"We've gone east," said Roy slowly. "We've done what that chap in the plane told us to do. But I'm hanged if I can see how we're to go any farther."
'Unless,' he added thoughtfully, 'we are going to swim for it.'
'A bit far for that,' said Ken. 'We are just thirteen miles from the mouth of the Straits, and though they say the current runs down at four miles an hour, I don't think either of us could stand three hours in the water.'
'Not me!' replied Roy with a shiver. 'Too jolly cold!'
'We must get hold of a boat,' said Ken with decision. 'That's our only chance.'
'Lead on, sonny,' said Roy—'that is, if you know where to find one.'
'I haven't much more notion than you, Roy. But there's just this in our favour—that I know there's a little cove south of Kilid Bahr.
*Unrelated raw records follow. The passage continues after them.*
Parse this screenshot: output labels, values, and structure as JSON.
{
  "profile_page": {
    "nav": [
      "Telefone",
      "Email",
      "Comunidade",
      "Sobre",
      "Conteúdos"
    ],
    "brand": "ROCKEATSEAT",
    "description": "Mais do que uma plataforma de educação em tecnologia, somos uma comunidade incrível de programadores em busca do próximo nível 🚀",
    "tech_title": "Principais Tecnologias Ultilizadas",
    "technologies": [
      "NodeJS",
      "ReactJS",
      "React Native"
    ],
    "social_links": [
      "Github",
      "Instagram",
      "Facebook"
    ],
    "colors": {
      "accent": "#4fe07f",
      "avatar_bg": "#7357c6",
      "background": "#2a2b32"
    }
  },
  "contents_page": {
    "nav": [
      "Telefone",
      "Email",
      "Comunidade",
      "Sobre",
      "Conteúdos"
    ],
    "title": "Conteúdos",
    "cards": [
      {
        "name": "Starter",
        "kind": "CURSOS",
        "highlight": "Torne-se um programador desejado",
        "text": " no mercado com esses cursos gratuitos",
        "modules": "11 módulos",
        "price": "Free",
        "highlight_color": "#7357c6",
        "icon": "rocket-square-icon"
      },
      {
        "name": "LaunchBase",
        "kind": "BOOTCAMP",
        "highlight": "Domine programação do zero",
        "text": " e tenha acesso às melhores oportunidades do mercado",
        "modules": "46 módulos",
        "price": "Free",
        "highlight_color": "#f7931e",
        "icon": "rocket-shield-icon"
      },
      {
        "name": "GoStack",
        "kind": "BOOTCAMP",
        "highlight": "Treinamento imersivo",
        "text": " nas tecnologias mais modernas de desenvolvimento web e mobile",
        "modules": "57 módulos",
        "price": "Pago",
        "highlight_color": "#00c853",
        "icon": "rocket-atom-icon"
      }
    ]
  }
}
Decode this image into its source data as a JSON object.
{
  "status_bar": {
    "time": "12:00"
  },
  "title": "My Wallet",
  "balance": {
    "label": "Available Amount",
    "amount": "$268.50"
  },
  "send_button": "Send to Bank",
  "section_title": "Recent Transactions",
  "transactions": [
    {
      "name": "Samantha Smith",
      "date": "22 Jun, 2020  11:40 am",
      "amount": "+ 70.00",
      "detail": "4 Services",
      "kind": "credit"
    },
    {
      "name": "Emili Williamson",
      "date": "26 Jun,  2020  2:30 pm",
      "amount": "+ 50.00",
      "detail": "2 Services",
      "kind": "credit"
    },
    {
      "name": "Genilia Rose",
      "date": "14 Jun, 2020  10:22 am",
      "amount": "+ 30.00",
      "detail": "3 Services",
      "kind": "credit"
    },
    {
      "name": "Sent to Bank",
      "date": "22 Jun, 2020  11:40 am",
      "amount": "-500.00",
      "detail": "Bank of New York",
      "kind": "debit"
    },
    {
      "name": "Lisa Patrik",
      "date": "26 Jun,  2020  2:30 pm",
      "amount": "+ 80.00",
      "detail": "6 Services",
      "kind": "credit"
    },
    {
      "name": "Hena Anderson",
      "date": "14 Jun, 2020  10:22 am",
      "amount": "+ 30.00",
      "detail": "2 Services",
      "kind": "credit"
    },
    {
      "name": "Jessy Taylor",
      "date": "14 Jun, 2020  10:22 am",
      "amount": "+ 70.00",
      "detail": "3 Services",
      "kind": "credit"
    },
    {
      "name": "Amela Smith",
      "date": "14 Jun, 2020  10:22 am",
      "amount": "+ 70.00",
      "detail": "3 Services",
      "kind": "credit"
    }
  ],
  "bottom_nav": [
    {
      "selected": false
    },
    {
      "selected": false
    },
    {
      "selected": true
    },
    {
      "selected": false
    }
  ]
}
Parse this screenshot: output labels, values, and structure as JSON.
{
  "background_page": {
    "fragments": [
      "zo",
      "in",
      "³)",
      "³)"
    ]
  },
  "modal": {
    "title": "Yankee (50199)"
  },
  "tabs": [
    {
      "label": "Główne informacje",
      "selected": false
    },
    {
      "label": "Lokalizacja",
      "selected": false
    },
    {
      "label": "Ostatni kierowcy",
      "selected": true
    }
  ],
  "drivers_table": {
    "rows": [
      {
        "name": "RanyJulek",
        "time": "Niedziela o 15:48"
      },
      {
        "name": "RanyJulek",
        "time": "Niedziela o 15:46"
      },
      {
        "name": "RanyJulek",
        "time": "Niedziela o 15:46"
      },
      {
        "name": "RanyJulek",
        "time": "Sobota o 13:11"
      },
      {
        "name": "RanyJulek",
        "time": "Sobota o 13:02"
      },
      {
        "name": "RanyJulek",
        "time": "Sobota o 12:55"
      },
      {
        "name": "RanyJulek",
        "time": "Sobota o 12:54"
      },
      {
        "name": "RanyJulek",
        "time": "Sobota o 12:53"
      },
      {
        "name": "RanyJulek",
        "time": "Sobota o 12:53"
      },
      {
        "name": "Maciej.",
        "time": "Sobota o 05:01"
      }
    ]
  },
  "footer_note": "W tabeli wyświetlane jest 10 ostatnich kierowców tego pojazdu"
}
And as all the coast on either side is cliffs, the chances are that boats, if there are any, will be lying in that cove.'
'So will half the Turkish Army, most probably,' said Roy recklessly. 'Not that I care. The only thing I mind is handcuffs. I'm going to slay the first chap who suggests them.'
Ken was not listening. He was staring out towards the Straits, trying to get the lie of the land. The coast itself he knew well, for he had been up and down the Dardanelles a number of times. But of the land he was ignorant, and it is no joke to find one's way by night over such a country as the Gallipoli Peninsula.
'Come on, then,' he said presently, and turned due south down the hill-side.